Social welfare includes dynamic efficiency besides static efficiency, which is related to knowledge diffusion, which is a function of innovation and intellectual property protection, so dynamic efficiency is a function of innovation and protection. If we don't pay attention to the protection of intellectual property, no one wants to invest in innovation. If there is excessive protection, such as extending the copyright of software indefinitely, knowledge will not spread, technology will not progress, and the economy will hardly grow. Some scholars use the following figure 3 to illustrate the relationship between social welfare and intellectual property rights:
In Figure 3, social welfare (strictly speaking, dynamic social welfare, that is, dynamic efficiency) is not linearly related to the level of intellectual property protection, and reaches the maximum at P* (where p is the level of protection, not the price), and greater or less than P* will cause the loss of dynamic efficiency.
6 main conclusions
Therefore, the view that piracy should be allowed for the progress of social welfare has no solid economic foundation. Because there is no need to protect intellectual property rights to maximize static efficiency, everyone can pirate, and the price of software will definitely drop to marginal cost. But dynamic efficiency needs a certain degree of intellectual property protection (P* cannot be zero), so it is impossible to maximize both at the same time.
Although there is no optimal quantitative value, some valuable conclusions can be drawn.

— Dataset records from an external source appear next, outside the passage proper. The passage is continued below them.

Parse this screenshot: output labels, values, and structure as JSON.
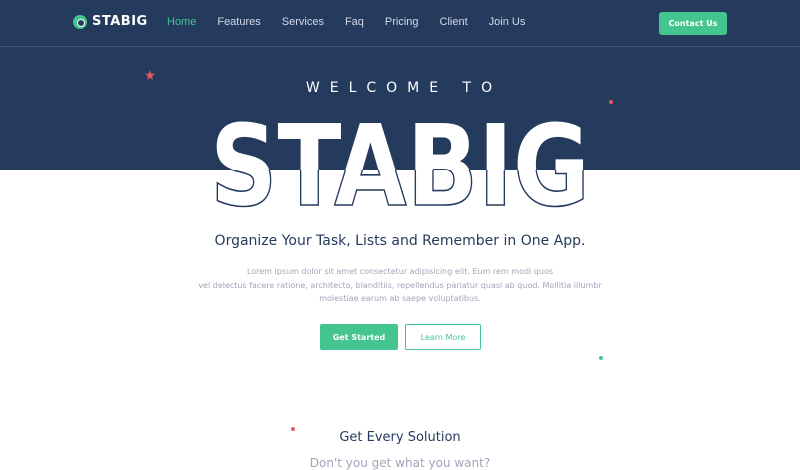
{
  "colors": {
    "hero_bg": "#253b5e",
    "accent": "#44c48f",
    "text_dark": "#253b5e",
    "text_muted": "#a6a3b8",
    "star_red": "#e05a5a"
  },
  "header": {
    "logo_text": "STABIG",
    "logo_icon": "logo-circle-icon",
    "nav": [
      {
        "label": "Home",
        "active": true
      },
      {
        "label": "Features"
      },
      {
        "label": "Services"
      },
      {
        "label": "Faq"
      },
      {
        "label": "Pricing"
      },
      {
        "label": "Client"
      },
      {
        "label": "Join Us"
      }
    ],
    "contact_label": "Contact Us"
  },
  "hero": {
    "welcome": "WELCOME TO",
    "big_title": "STABIG",
    "tagline": "Organize Your Task, Lists and Remember in One App.",
    "description_lines": [
      "Lorem ipsum dolor sit amet consectetur adipisicing elit. Eum rem modi quos",
      "vel delectus facere ratione, architecto, blanditiis, repellendus pariatur quasi ab quod. Mollitia illumbr",
      "molestiae earum ab saepe voluptatibus."
    ],
    "primary_cta": "Get Started",
    "secondary_cta": "Learn More"
  },
  "solutions": {
    "title": "Get Every Solution",
    "subtitle": "Don't you get what you want?"
  }
}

We can make some strategic adjustments in software protection, such as shortening the copyright period of software protection, so as to improve the static efficiency and the speed of knowledge dissemination, and at the same time crack down on piracy during the protection period, protect the innovative spirit of enterprises and protect the long-term competitiveness of industries.
refer to
1 Zhang Man. On the Enlightenment of Digital Industry to Traditional Anti-monopoly Theory and Practice [J].2002 Economic Review (4)
2 Yuan Ke. Economic analysis of intellectual property rights in China [J]. Nankai Economic Research, 2003(2)
3 Stephen Martin. Advanced industrial economics [M]. Shanghai: Shanghai University of Finance and Economics Press, 2003.